Nevertheless, and notwithstanding the above comments, we’d be surprised if either the Federal Reserve or the Bank of England raised rates any time soon. Whatever the domestic situation, the world economy is clearly slowing, as evinced by a dramatic sell-off in the prices of all commodities, worldwide. That makes equity market valuations in many developed economies, in our view, somewhat difficult to justify. That said, the growing deflationary impulse may yet provoke a fresh wave of monetary stimulus, taking the prices of financial assets even further away from their (unperverted) fair values.
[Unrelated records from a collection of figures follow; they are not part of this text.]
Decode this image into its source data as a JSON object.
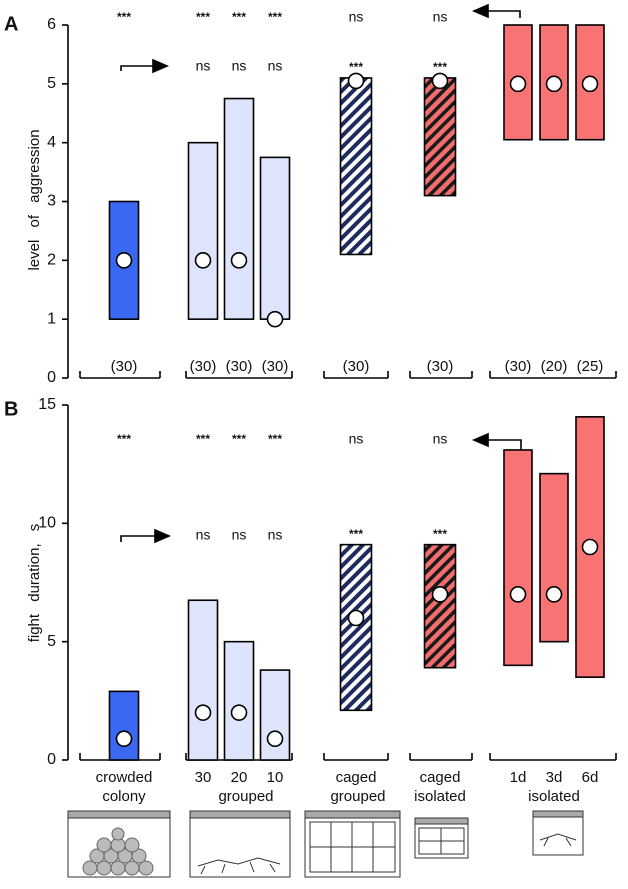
{
  "chart_data": [
    {
      "type": "range_bar",
      "panel_label": "A",
      "y_label": "level of aggression",
      "ylim": [
        0,
        6
      ],
      "yticks": [
        0,
        1,
        2,
        3,
        4,
        5,
        6
      ],
      "low": [
        1,
        1,
        1,
        1,
        2.1,
        3.1,
        4.05,
        4.05,
        4.05
      ],
      "high": [
        3,
        4,
        4.75,
        3.75,
        5.1,
        5.1,
        6,
        6,
        6
      ],
      "median": [
        2,
        2,
        2,
        1,
        5.05,
        5.05,
        5,
        5,
        5
      ],
      "colors": [
        "#3b68f2",
        "#dde4fb",
        "#dde4fb",
        "#dde4fb",
        "#ffffff",
        "#f36d6d",
        "#f87474",
        "#f87474",
        "#f87474"
      ],
      "hatch_colors": [
        null,
        null,
        null,
        null,
        "#1d2b5e",
        "#1a1a1a",
        null,
        null,
        null
      ],
      "n_labels": [
        "(30)",
        "(30)",
        "(30)",
        "(30)",
        "(30)",
        "(30)",
        "(30)",
        "(20)",
        "(25)"
      ],
      "sig_vs_colony": [
        "***",
        "***",
        "***",
        "***",
        "ns",
        "ns",
        null,
        null,
        null
      ],
      "sig_vs_isolated": [
        null,
        "ns",
        "ns",
        "ns",
        "***",
        "***",
        null,
        null,
        null
      ]
    },
    {
      "type": "range_bar",
      "panel_label": "B",
      "y_label": "fight duration, s",
      "ylim": [
        0,
        15
      ],
      "yticks": [
        0,
        5,
        10,
        15
      ],
      "low": [
        0,
        0,
        0,
        0,
        2.1,
        3.9,
        4,
        5,
        3.5
      ],
      "high": [
        2.9,
        6.75,
        5,
        3.8,
        9.1,
        9.1,
        13.1,
        12.1,
        14.5
      ],
      "median": [
        0.9,
        2,
        2,
        0.9,
        6,
        7,
        7,
        7,
        9
      ],
      "colors": [
        "#3b68f2",
        "#dde4fb",
        "#dde4fb",
        "#dde4fb",
        "#ffffff",
        "#f36d6d",
        "#f87474",
        "#f87474",
        "#f87474"
      ],
      "hatch_colors": [
        null,
        null,
        null,
        null,
        "#1d2b5e",
        "#1a1a1a",
        null,
        null,
        null
      ],
      "sig_vs_colony": [
        "***",
        "***",
        "***",
        "***",
        "ns",
        "ns",
        null,
        null,
        null
      ],
      "sig_vs_isolated": [
        null,
        "ns",
        "ns",
        "ns",
        "***",
        "***",
        null,
        null,
        null
      ],
      "categories": [
        "crowded",
        "30",
        "20",
        "10",
        "caged",
        "caged",
        "1d",
        "3d",
        "6d"
      ],
      "group_labels": [
        "colony",
        "grouped",
        "grouped",
        "isolated",
        "isolated"
      ]
    }
  ]
}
We believe the rational conclusion is to steer away from objectively expensive assets and to sail towards bargains. Can inexpensive assets even exist in a world beset by QE and the growing prospect of more of the same ? We think the answer is yes. Here is a recent commentary from one of our managers:
“We visit companies across [the country] and one cannot overstate the changed mentality of management towards focusing on, and improving, their company’s return on equity and shareholder returns; these two areas are now integral to most management’s medium term plans. This change in mentality is a result of several factors, including younger management teams who realise that protecting the status quo and seeking harmony will undermine their company’s long term competitiveness, and more pressure from domestic and foreign investors.
“We were pleased to recently add a couple of companies to the fund with very attractive metrics. These firms are in isolated locations and receive few visits from investors, yet are positioned to enjoy a strong earnings environment over the next three to five years.”
Whether you can potentially benefit from such fundamentally attractive valuations will depend on whether you, or your fund manager, are looking to the past, or to the future, and to what extent you are constrained by benchmarks (given that the objectively expensive US stock market accounts for nearly 60% of the MSCI World Equity Index, for example. The S&P 500 trades on a Shiller price / earnings ratio of over 26 times. Its long run average is under 17. Private equity selling of US stocks, a.k.a. “the smart money”, is also running at record levels. If “the smart money” is getting out, you might not want to be getting in.) This tremendous ‘value’ opportunity cited in the paragraphs above, benefitting in addition from a sea change in corporate governance and attitudes towards shareholder returns driven by the government itself, is Japan. The West now faces the threat of outright deflation. But as Christopher Wood of CLSA points out,
“The best way of looking at the potential for improvement [in Japan] is the sheer amount of idle cash sitting on Japanese corporate balance sheets at a time when they are enjoying record profitability. This reflects the extent to which [Japanese] corporates had adjusted to deflation over a more than 20 year period.” [Emphasis ours.]
The Japanese, in other words, have already long been where the West now appears to be headed. On this analysis, and on any objective valuation basis, the stock markets of Japan and the US, for example, are almost polar opposites. By all means dance, but the location of the ballroom makes all the difference.